SDF likely to face terrorist threat in Iraq
John de Boer (Research Associate, GLOCOM)
The Asahi Shimbun reported last week that the Japanese government is getting ready to send another fact-finding mission to Iraq to study the situation on the ground in advance of the diet approved Self Defense Force (SDF) dispatch. Recent news reports indicate that this mission is driven by a fear that SDF troops in Iraq will face violent opposition. A source close to prime minister Koizumi was quoted in Asahi as stating that the final decision regarding Japanese troops in Iraq will be made "in consideration of whether Japan will be a target of terrorists" (2 September). Yasuo Fukuda, the chief cabinet secretary, has tried to brush this notion aside by stressing that the local situation is not unstable enough to "completely rule out any dispatch". However, the reality facing the occupiers in Iraq tells a different story. The continuing chaos and almost daily deaths of US soldiers has forced president Bush to beg for patience and money. The failure to find weapons of mass destruction in Iraq and the death of scientist David Kelly has placed a very unpopular British government under investigation. Moreover, terrorism, poverty, neglect, violence, occupation and destruction is killing more than 20 Iraqi civilians daily and forcing millions more to live in misery and fear. In light of the prevailing disorder, the Japanese public should be alarmed that Fukuda considers the current Iraqi situation stable enough to send in unarmed Japanese troops. As to whether Japanese troops could be a terrorist target, one need not look further than the recent bombing of the UN headquarters in Iraq. If an organization that did not endorse the US led invasion of Iraq was targeted it is more than likely that supporters of the invasion/occupation (one of them Japan) would also be on the list.

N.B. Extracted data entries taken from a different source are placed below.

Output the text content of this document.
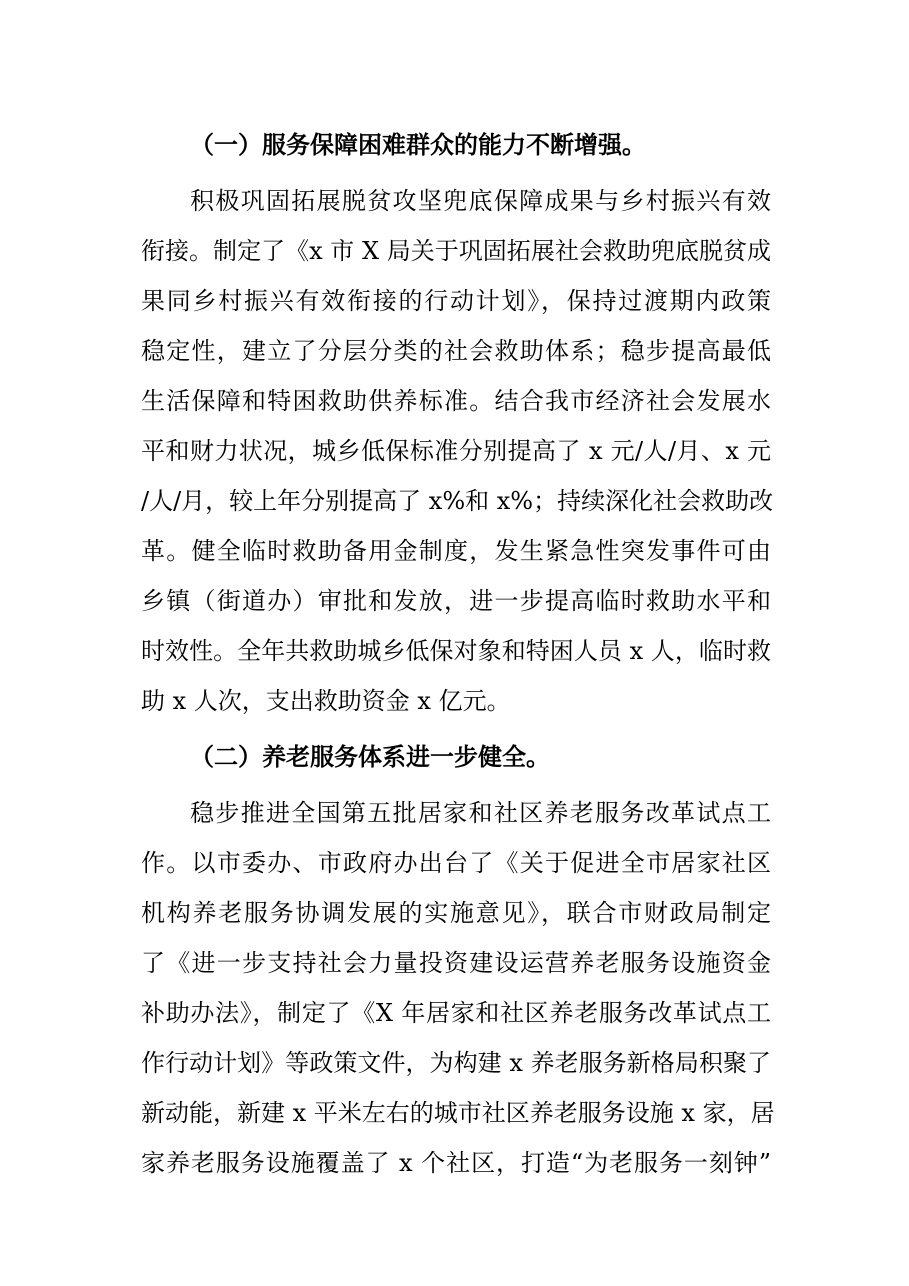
（一）服务保障困难群众的能力不断增强。
积极巩固拓展脱贫攻坚兜底保障成果与乡村振兴有效
衔接。制定了《x 市 X 局关于巩固拓展社会救助兜底脱贫成
果同乡村振兴有效衔接的行动计划》，保持过渡期内政策
稳定性，建立了分层分类的社会救助体系；稳步提高最低
生活保障和特困救助供养标准。结合我市经济社会发展水
平和财力状况，城乡低保标准分别提高了 x 元/人/月、x 元
/人/月，较上年分别提高了 x%和 x%；持续深化社会救助改
革。健全临时救助备用金制度，发生紧急性突发事件可由
乡镇（街道办）审批和发放，进一步提高临时救助水平和
时效性。全年共救助城乡低保对象和特困人员 x 人，临时救
助 x 人次，支出救助资金 x 亿元。
（二）养老服务体系进一步健全。
稳步推进全国第五批居家和社区养老服务改革试点工
作。以市委办、市政府办出台了《关于促进全市居家社区
机构养老服务协调发展的实施意见》，联合市财政局制定
了《进一步支持社会力量投资建设运营养老服务设施资金
补助办法》，制定了《X 年居家和社区养老服务改革试点工
作行动计划》等政策文件，为构建 x 养老服务新格局积聚了
新动能，新建 x 平米左右的城市社区养老服务设施 x 家，居
家养老服务设施覆盖了 x 个社区，打造“为老服务一刻钟”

Japan should also learn from president Bush's current trials. His speech to the nation on 7 September depicted a president struggling to regain public trust and ultimately fighting for his future. The fact that his words failed to convince most should be further warning to Japan that the US president may eventually lose public support for this increasingly unpopular and costly occupation.

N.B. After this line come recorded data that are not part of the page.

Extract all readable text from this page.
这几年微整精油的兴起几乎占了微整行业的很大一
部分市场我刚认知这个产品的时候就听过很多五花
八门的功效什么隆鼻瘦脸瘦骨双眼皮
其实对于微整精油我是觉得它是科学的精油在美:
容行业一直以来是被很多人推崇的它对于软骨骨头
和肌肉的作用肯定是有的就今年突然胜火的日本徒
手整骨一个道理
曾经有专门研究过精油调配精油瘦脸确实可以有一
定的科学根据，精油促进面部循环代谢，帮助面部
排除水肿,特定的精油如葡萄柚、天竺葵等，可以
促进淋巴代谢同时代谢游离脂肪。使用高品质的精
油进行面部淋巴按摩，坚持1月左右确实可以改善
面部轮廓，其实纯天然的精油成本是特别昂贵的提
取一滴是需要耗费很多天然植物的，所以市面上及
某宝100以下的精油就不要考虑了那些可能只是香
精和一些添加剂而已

Following his address, a New York Times editorial expressed disappointment that the president didn't announce a "course correction" in Iraq. The paper warned of increasing public disillusion with Bush's policy in Iraq stating that, "given the fact that no weapons of mass destruction have been uncovered in Iraq, the president needs to be much more up-front with the American people about why our troops are there" (8 September). The editorial further insisted that Bush's tendency to "refer to everyone from the Ba'ath party loyalists to guerrilla fighters as terrorists, seems designed to confuse the public rather than clarify the administration's goals". The Washington Post struck a similar tone admitting that Bush was on the defensive as he "needed to tell the truth about what is happening in Iraq and show that there is a policy to deal with it". As of today, growing number of people in the US are coming to identify with Democratic presidential candidate Howard Dean's point of view which stresses that, "the government is feeding misinformation to the American people in order to justify an enormous commitment of US troops". More and more agree with David Corn, author of the forthcoming book entitled The Lies of George W. Bush: Mastering the Politics of Deception (Crown Publishers), when he says that, "the available evidence to date supports the notion that Bush was lying to the American public" when justifying the invasion and occupation of Iraq (The Nation, 8 September).

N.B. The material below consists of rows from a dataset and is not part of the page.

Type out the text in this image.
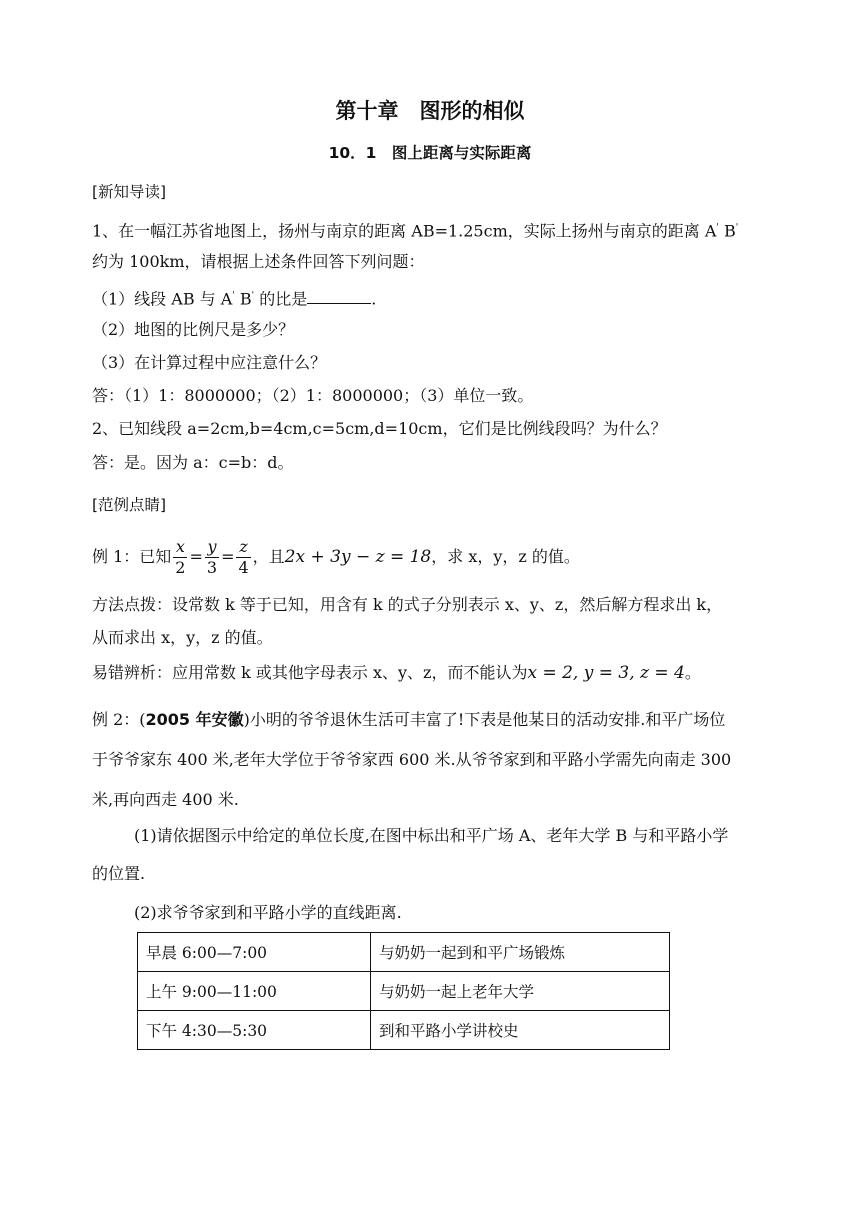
第十章　图形的相似
10．1　图上距离与实际距离
[新知导读]
1、在一幅江苏省地图上，扬州与南京的距离 AB=1.25cm，实际上扬州与南京的距离 A' B'
约为 100km，请根据上述条件回答下列问题：
（1）线段 AB 与 A' B' 的比是	.
（2）地图的比例尺是多少？
（3）在计算过程中应注意什么？
答：（1）1：8000000；（2）1：8000000；（3）单位一致。
2、已知线段 a=2cm,b=4cm,c=5cm,d=10cm，它们是比例线段吗？为什么？
答：是。因为 a：c=b：d。
[范例点睛]
例 1：已知 $\frac{x}{2} = \frac{y}{3} = \frac{z}{4}$ ，且 2x + 3y − z = 18 ，求 x，y，z 的值。
方法点拨：设常数 k 等于已知，用含有 k 的式子分别表示 x、y、z，然后解方程求出 k，
从而求出 x，y，z 的值。
易错辨析：应用常数 k 或其他字母表示 x、y、z，而不能认为x = 2, y = 3, z = 4。
例 2：(2005 年安徽)小明的爷爷退休生活可丰富了!下表是他某日的活动安排.和平广场位
于爷爷家东 400 米,老年大学位于爷爷家西 600 米.从爷爷家到和平路小学需先向南走 300
米,再向西走 400 米.
(1)请依据图示中给定的单位长度,在图中标出和平广场 A、老年大学 B 与和平路小学
的位置.
(2)求爷爷家到和平路小学的直线距离.
早晨 6:00—7:00	与奶奶一起到和平广场锻炼
上午 9:00—11:00	与奶奶一起上老年大学
下午 4:30—5:30	到和平路小学讲校史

In his latest speech President Bush redefined his objectives in Iraq and centered them on fighting "terrorism". Undoubtedly, terrorism is on the increase in Iraq and represents one of the main forces of instability in the country and in the region as a whole. This reality should be obvious to all Japanese decision-makers. To suggest that Japanese forces will not face terrorist attacks in Iraq when the focus of Bush's plan has highlighted this threat as its main concern is highly irresponsible and unintelligent. Furthermore, that this same US president is currently facing his biggest political crisis as a result of US deaths and failures in occupied Iraq should force Japan to think twice before sending troops. At minimum it should wait until a UN Security Council resolution is passed establishing UN authority over the country and creating a truly international coalition committed to justice, peace and prosperity Iraq. By ignoring the lessons of US failures in Iraq, Japanese leaders will dispatch a highly vulnerable SDF in what David Corn has called "Bush's Iraqmire". The outcome would likely see body bags, devastated military families, an angry public and a government in serious trouble.